Greetings from Kansas! I've been busy snuggling my newest niece for five days now. She sure is a little sweetheart, and I've thoroughly enjoyed every little snuggle, but I miss my big boy and am ready to snuggle him up now. Cliff has been calling me every night and letting me talk to Gavin. When I told Gavin tonight that I was excited to see him tomorrow and was going to give him lots of hugs and kisses, he said "I run away", which is his newest silly thing to say and do. I think I started it when I said one time, "Why do you always run away when I want to take your picture?" So, he started saying, "I run away" or rather, "I wun away" and he runs to the furthest wall or corner of the room and stands with his back up against the wall or the door and looks at me with a surprised look on his face. It's pretty amusing.
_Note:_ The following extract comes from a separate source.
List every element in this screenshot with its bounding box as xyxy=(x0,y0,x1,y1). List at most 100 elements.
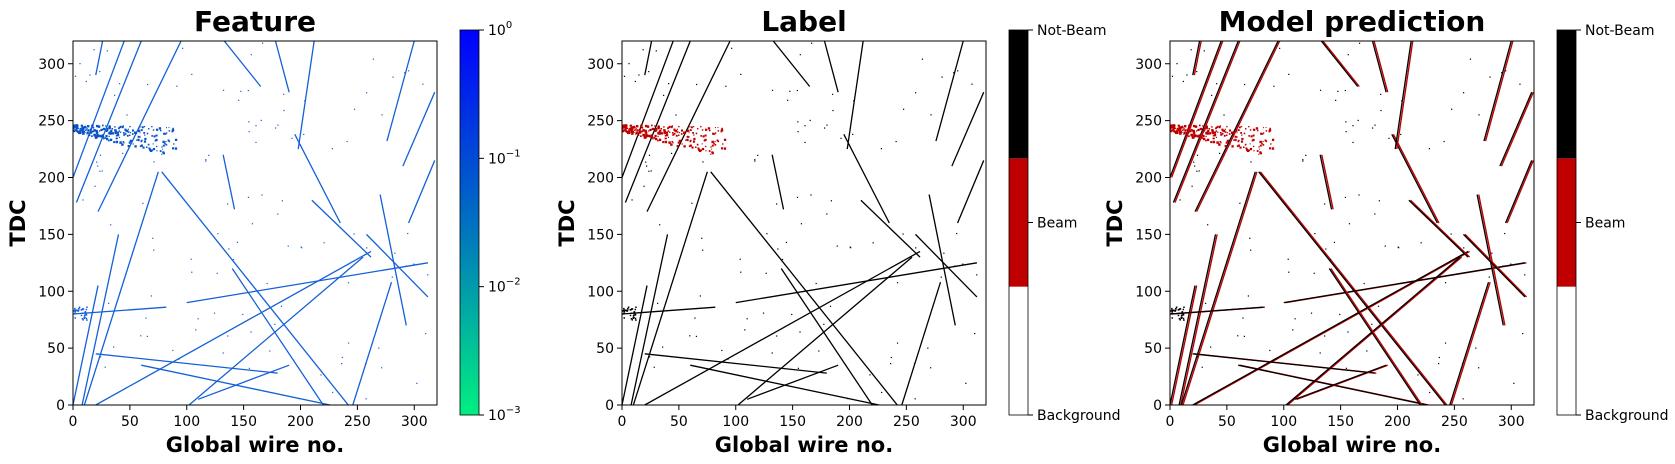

When I talked to Gavin last night via Skype, he was a little tired and ready for bed and something set off the tears. The Skype video allowed me to see his sad little pouty lower lip and real tears running down his cheeks as he called out "Mommy". That was enough to set me off and soon I was a fountain. I missed my little guy, but more concerning was that I was afraid he missed me. I thought he was crying not because he knew he missed me, but because he did miss me and his little life had been tilted just a little off kilter.
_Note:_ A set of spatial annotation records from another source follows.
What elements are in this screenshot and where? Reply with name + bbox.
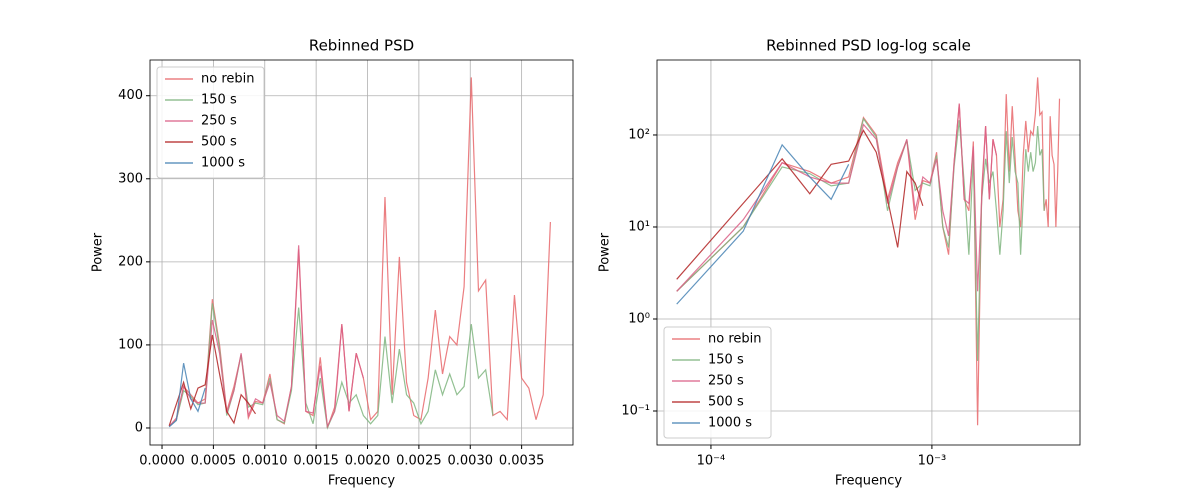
chart-title: Rebinned PSD bbox=[309, 37, 414, 55]
x-tick-label: 10⁻³ bbox=[918, 454, 947, 469]
y-axis-label: Power bbox=[91, 232, 106, 272]
x-tick-label: 0.0010 bbox=[242, 454, 288, 469]
x-tick-label: 0.0000 bbox=[139, 454, 185, 469]
x-tick-label: 0.0030 bbox=[448, 454, 494, 469]
x-tick-label: 0.0015 bbox=[293, 454, 339, 469]
y-tick-label: 10¹ bbox=[628, 219, 650, 234]
legend-label: 1000 s bbox=[708, 416, 752, 431]
x-tick-label: 0.0035 bbox=[499, 454, 545, 469]
y-axis-label: Power bbox=[598, 232, 613, 272]
legend: no rebin 150 s 250 s 500 s 1000 s bbox=[156, 66, 265, 179]
legend-label: 250 s bbox=[708, 374, 744, 389]
x-axis-label: Frequency bbox=[328, 474, 395, 489]
legend-label: no rebin bbox=[708, 332, 762, 347]
legend: no rebin 150 s 250 s 500 s 1000 s bbox=[663, 326, 772, 439]
axes-frame bbox=[149, 59, 574, 446]
panel: 0.0000 0.0005 0.0010 0.0015 0.0020 0.0025 0.00… bbox=[91, 37, 574, 489]
x-axis-label: Frequency bbox=[835, 474, 902, 489]
legend-label: 1000 s bbox=[201, 156, 245, 171]
series-line bbox=[676, 117, 1045, 361]
series-line bbox=[168, 245, 364, 429]
legend-box bbox=[663, 326, 772, 439]
series-line bbox=[676, 143, 850, 305]
x-tick-label: 0.0020 bbox=[345, 454, 391, 469]
legend-label: 150 s bbox=[201, 93, 237, 108]
legend-label: no rebin bbox=[201, 72, 255, 87]
y-tick-label: 10⁻¹ bbox=[621, 403, 650, 418]
y-tick-label: 10⁰ bbox=[628, 311, 650, 326]
x-tick-label: 0.0025 bbox=[396, 454, 442, 469]
y-tick-label: 100 bbox=[118, 337, 143, 352]
y-tick-label: 10² bbox=[628, 127, 650, 142]
axes-frame bbox=[656, 59, 1081, 446]
legend-box bbox=[156, 66, 265, 179]
y-tick-label: 200 bbox=[118, 254, 143, 269]
series-line bbox=[168, 363, 206, 428]
series-line bbox=[676, 103, 998, 292]
x-tick-label: 10⁻⁴ bbox=[697, 454, 726, 469]
y-tick-label: 400 bbox=[118, 88, 143, 103]
chart-title: Rebinned PSD log-log scale bbox=[766, 37, 971, 55]
y-tick-label: 0 bbox=[135, 420, 143, 435]
legend-label: 500 s bbox=[201, 135, 237, 150]
legend-label: 250 s bbox=[201, 114, 237, 129]
x-tick-label: 0.0005 bbox=[191, 454, 237, 469]
legend-label: 500 s bbox=[708, 395, 744, 410]
panel: 10⁻⁴ 10⁻³ 10⁻¹ 10⁰ 10¹ 10² Rebinned PSD log-lo… bbox=[598, 37, 1081, 489]
series-line bbox=[168, 334, 257, 426]
series-line bbox=[676, 129, 924, 280]
legend-label: 150 s bbox=[708, 353, 744, 368]
y-tick-label: 300 bbox=[118, 171, 143, 186]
I love that I can go away for several days and I know he is in the best hands. I know that Cliff is an amazing Dad and they got to spend Saturday and Sunday together, as well as each of the evenings since I left. I know that his days at daycare on Friday and on Monday were regular daycare days and that his cousin Dana watching him today and for awhile Sunday morning was a welcome change. I know that his Grandma Jennings will get him up out of bed tomorrow and he will smile with excitement to see her. I know he is well cared for. But, I also know that he and I haven't had our bedtime routine snuggle since I left. He has snuggled with Daddy though. I know that I haven't gotten to read him his books or kiss his little head, even though I know Cliff has been reading lots of books to him. Dana said they read a lot of books on Sunday morning, and I am sure they read a lot again today. Today, she took him outside early in the morning and he got to swing in his swing by the porch. Today, Cliff worked from home so he got to share breakfast with them and eat lunch together. I know Gavin is doing fine and honestly, I'm handling being away from him better than I thought I would. I was afraid I'd be a wreck by today, but I'm okay - just really looking forward to getting him up from his nap tomorrow and getting to kiss his boyish little head and let him run his hand through my hair as I hug him and hold him!
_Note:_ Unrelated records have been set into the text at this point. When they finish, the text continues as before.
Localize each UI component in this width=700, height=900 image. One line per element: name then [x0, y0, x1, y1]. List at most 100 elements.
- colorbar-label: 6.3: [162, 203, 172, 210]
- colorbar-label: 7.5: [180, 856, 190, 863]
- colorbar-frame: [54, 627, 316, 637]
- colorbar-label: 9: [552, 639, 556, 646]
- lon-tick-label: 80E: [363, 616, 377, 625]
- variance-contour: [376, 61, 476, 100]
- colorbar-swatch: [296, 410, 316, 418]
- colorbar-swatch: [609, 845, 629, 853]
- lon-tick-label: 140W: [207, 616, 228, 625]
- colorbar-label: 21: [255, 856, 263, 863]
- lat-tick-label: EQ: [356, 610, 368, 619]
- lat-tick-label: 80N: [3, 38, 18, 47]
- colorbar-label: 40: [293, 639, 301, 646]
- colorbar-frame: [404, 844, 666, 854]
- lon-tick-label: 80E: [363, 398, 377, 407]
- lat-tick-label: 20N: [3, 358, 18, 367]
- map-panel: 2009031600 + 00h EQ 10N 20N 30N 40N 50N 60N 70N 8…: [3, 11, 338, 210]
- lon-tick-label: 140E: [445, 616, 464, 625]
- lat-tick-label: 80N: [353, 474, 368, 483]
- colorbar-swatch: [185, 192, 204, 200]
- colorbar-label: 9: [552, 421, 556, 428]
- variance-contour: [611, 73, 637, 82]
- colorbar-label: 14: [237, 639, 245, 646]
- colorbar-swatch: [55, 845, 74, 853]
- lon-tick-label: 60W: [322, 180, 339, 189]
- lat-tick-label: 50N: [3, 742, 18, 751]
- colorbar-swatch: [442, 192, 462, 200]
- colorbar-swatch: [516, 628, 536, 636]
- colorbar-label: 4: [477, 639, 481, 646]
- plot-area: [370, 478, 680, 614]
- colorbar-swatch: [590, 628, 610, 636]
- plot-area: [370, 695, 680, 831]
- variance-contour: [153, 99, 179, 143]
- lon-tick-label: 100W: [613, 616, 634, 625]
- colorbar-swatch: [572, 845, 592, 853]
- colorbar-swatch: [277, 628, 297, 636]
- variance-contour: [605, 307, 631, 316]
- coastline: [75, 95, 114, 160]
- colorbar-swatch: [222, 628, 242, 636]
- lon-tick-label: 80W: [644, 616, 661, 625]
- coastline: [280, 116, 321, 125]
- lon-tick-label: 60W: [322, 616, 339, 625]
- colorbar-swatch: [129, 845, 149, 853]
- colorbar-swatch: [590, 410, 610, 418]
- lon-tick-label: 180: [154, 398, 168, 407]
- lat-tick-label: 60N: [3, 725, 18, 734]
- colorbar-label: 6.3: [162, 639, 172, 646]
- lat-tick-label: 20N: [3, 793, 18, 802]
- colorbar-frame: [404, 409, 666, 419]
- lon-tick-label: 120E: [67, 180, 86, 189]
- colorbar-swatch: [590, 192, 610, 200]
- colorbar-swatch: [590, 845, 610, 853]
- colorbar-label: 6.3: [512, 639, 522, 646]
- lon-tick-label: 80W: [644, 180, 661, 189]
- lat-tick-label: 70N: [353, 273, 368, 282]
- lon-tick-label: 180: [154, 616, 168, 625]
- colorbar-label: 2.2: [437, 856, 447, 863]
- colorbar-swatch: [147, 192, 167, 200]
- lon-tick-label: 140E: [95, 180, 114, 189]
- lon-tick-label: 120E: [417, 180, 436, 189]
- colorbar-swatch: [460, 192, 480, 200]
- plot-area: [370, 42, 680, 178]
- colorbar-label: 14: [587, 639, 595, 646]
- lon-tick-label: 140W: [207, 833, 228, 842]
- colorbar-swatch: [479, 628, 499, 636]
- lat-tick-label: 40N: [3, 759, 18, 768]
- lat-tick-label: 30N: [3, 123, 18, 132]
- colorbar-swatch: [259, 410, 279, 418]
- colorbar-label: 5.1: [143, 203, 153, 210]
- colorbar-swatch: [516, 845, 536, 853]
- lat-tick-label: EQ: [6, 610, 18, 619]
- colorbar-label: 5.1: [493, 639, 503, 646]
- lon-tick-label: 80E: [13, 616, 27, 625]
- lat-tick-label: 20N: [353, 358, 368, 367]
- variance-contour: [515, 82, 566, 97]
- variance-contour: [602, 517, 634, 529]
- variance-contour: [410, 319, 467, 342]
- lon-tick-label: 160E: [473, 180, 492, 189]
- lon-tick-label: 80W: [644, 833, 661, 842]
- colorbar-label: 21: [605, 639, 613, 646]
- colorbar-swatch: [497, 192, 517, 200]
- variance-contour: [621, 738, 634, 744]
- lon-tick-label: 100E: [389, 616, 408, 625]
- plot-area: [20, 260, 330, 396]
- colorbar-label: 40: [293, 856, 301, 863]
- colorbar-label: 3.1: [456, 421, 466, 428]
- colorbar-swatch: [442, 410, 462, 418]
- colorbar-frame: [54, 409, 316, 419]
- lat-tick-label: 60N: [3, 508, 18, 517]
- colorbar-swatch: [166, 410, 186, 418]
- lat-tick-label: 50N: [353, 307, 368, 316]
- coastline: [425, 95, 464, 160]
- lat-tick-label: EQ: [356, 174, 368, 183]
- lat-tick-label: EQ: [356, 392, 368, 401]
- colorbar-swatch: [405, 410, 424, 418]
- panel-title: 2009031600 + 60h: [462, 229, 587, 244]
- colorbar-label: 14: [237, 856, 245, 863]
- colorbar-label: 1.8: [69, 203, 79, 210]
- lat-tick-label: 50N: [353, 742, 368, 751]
Seeing and holding little baby Amelija does make me both miss the days when Gavin was a tiny little critter of a baby and at the same time feel so glad that he is so interactive now and that I can talk with him and play with him and appreciate his growing personality. He really is a big boy and he has a fun loving and goofy character. He seems bigger and bigger each time I look at him. He seems huge when I lift him to get him in his carseat or when I try to hold him on my lap and I can't see over his head to read the pages of a book. He is not even two years old yet, and he is a big, big boy. He is our big boy and I'm afraid of him growing up too fast, growing out of our grasp, and yet I love to see him grow and learn and discover his world.
He has taken a few very big steps recently. I wrote about his use of the potty chair, which has become more and more frequent, with two or three successful "sittings" a day, but the other change he recently made is sleeping in the big boy bed. There has been a twin bed in his room since before there was even a crib in that room. That was our spare bedroom and we never took the bed out when we moved him in. We figured it would be nice to have a bed in there for if we needed to lay down in there in case he was sick or something and needed us closer than our room. He has always loved to play on that bed, read books on that bed, and snuggle up on it. For a long time, when we would get him out of his crib in the morning, he would say "bed" and want to lay on the bed for awhile. We had offered to let him nap in the big bed a few times and he wanted to, but after awhile he would want to get back in his crib. About a week and a half ago, he decided he wanted to sleep in the big bed one night. He did well. In the last week and a half, he slept in his crib for two naps, but has otherwise been in his bed for every night and every nap. What a big boy!
Where did my squirmy little critter of a baby go? He's turning into a nice big boy that I am so proud of and so love!